Email #3: He accepted, June 24th. Part of me was happy Roger was willing to make plans that far in advance. Part of me lost some respect for him that he was willing to do that. He wanted to have a "phone date" in the meantime and find out more about these blind dates...after all he's quite competitive (which is probably the one thing I actually know about men). I'll spare you the details of my confusion over what a phone date entails...
Cut to hour-long phone convo number two. Roger really wanted to know details of other blind dates and who these guys were. Did not give him any satisfaction. At the end of the conversation, I asked him what he had in mind for our date on the 24th. Roger opted to chat before then and would choose something based on date activities I did with blind dates; he wanted to out do them. Again, he reminded me how competitive he is. You don't say...I was tempted to have a bit of fun with this and advise Roger that one of my blind dates took me to Paris. My coworkers (who had no use for Roger the Banker by this time) thought this would be quite funny. But I do have a conscience (I know, who knew?).
In the end, Roger didn't call. We didn't go out on the 24th. I had been beaten at my own game. I know, I asked for it.
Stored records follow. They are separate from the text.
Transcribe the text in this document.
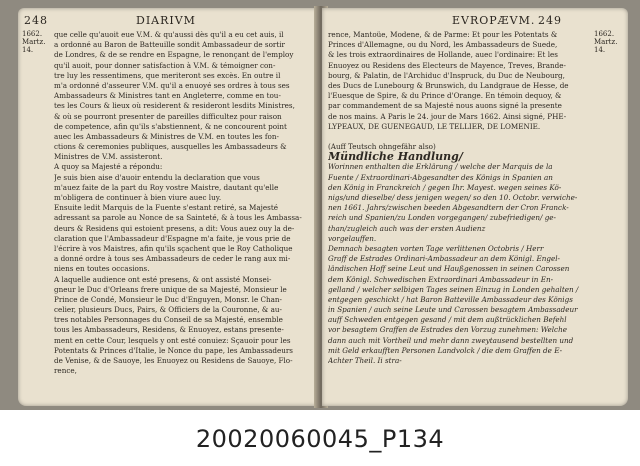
248	DIARIVM
1662.
Martz.
14.
que celle qu'auoit eue V.M. & qu'aussi dès qu'il a eu cet auis, il
a ordonné au Baron de Batteuille sondit Ambassadeur de sortir
de Londres, & de se rendre en Espagne, le renonçant de l'employ
qu'il auoit, pour donner satisfaction à V.M. & témoigner con-
tre luy les ressentimens, que meriteront ses excès. En outre il
m'a ordonné d'asseurer V.M. qu'il a enuoyé ses ordres à tous ses
Ambassadeurs & Ministres tant en Angleterre, comme en tou-
tes les Cours & lieux où residerent & resideront lesdits Ministres,
& où se pourront presenter de pareilles difficultez pour raison
de competence, afin qu'ils s'abstiennent, & ne concourent point
auec les Ambassadeurs & Ministres de V.M. en toutes les fon-
ctions & ceremonies publiques, ausquelles les Ambassadeurs &
Ministres de V.M. assisteront.
A quoy sa Majesté a répondu:
Je suis bien aise d'auoir entendu la declaration que vous
m'auez faite de la part du Roy vostre Maistre, dautant qu'elle
m'obligera de continuer à bien viure auec luy.
Ensuite ledit Marquis de la Fuente s'estant retiré, sa Majesté
adressant sa parole au Nonce de sa Sainteté, & à tous les Ambassa-
deurs & Residens qui estoient presens, a dit: Vous auez ouy la de-
claration que l'Ambassadeur d'Espagne m'a faite, je vous prie de
l'écrire à vos Maistres, afin qu'ils sçachent que le Roy Catholique
a donné ordre à tous ses Ambassadeurs de ceder le rang aux mi-
niens en toutes occasions.
A laquelle audience ont esté presens, & ont assisté Monsei-
gneur le Duc d'Orleans frere unique de sa Majesté, Monsieur le
Prince de Condé, Monsieur le Duc d'Enguyen, Monsr. le Chan-
celier, plusieurs Ducs, Pairs, & Officiers de la Couronne, & au-
tres notables Personnages du Conseil de sa Majesté, ensemble
tous les Ambassadeurs, Residens, & Enuoyez, estans presente-
ment en cette Cour, lesquels y ont esté conuiez: Sçauoir pour les
Potentats & Princes d'Italie, le Nonce du pape, les Ambassadeurs
de Venise, & de Sauoye, les Enuoyez ou Residens de Sauoye, Flo-
rence,
EVROPÆVM. 249
1662.
Martz.
14.
rence, Mantoüe, Modene, & de Parme: Et pour les Potentats &
Princes d'Allemagne, ou du Nord, les Ambassadeurs de Suede,
& les trois extraordinaires de Hollande, auec l'ordinaire: Et les
Enuoyez ou Residens des Electeurs de Mayence, Treves, Brande-
bourg, & Palatin, de l'Archiduc d'Inspruck, du Duc de Neubourg,
des Ducs de Lunebourg & Brunswich, du Landgraue de Hesse, de
l'Euesque de Spire, & du Prince d'Orange. En témoin dequoy, &
par commandement de sa Majesté nous auons signé la presente
de nos mains. A Paris le 24. jour de Mars 1662. Ainsi signé, PHE-
LYPEAUX, DE GUENEGAUD, LE TELLIER, DE LOMENIE.
(Auff Teutsch ohngefähr also)
Mündliche Handlung/
Worinnen enthalten die Erklärung / welche der Marquis de la
Fuente / Extraordinari-Abgesandter des Königs in Spanien an
den König in Franckreich / gegen Ihr. Mayest. wegen seines Kö-
nigs/und dieselbe/ dess jenigen wegen/ so den 10. Octobr. verwiche-
nen 1661. Jahrs/zwischen beeden Abgesandtern der Cron Franck-
reich und Spanien/zu Londen vorgegangen/ zubefriedigen/ ge-
than/zugleich auch was der ersten Audienz
vorgelauffen.
Demnach besagten vorten Tage verlittenen Octobris / Herr
Graff de Estrades Ordinari-Ambassadeur an dem Königl. Engel-
ländischen Hoff seine Leut und Haußgenossen in seinen Carossen
dem Königl. Schwedischen Extraordinari Ambassadeur in En-
gelland / welcher selbigen Tages seinen Einzug in Londen gehalten /
entgegen geschickt / hat Baron Batteville Ambassadeur des Königs
in Spanien / auch seine Leute und Carossen besagtem Ambassadeur
auff Schweden entgegen gesand / mit dem außtrücklichen Befehl
vor besagtem Graffen de Estrades den Vorzug zunehmen: Welche
dann auch mit Vortheil und mehr dann zweytausend bestellten und
mit Geld erkaufften Personen Landvolck / die dem Graffen de E-
Achter Theil. Ii stra-
20020060045_P134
The whole ordeal (one of many many oh so many) had left me disillusioned with the whole dating scenario. And then, an idea popped into my head. To avoid future dating frustrations like above (at least in the short term) I was going to make a list. A list to end all lists. A list of things I had to do before I was able to accept another dating invitation. Items on the list were things I always wanted to do or should do but kept putting off (white water rafting, watching Debbie Does Dallas) because I was waiting to be in a relationship before taking them on. Some of the things are also just for fun and have no purpose what so ever other than to keep me busy (to avoid thinking about the dating I'm not doing). Or just for the sheer knowledge or enjoyment it will bring (see item #2 and 7).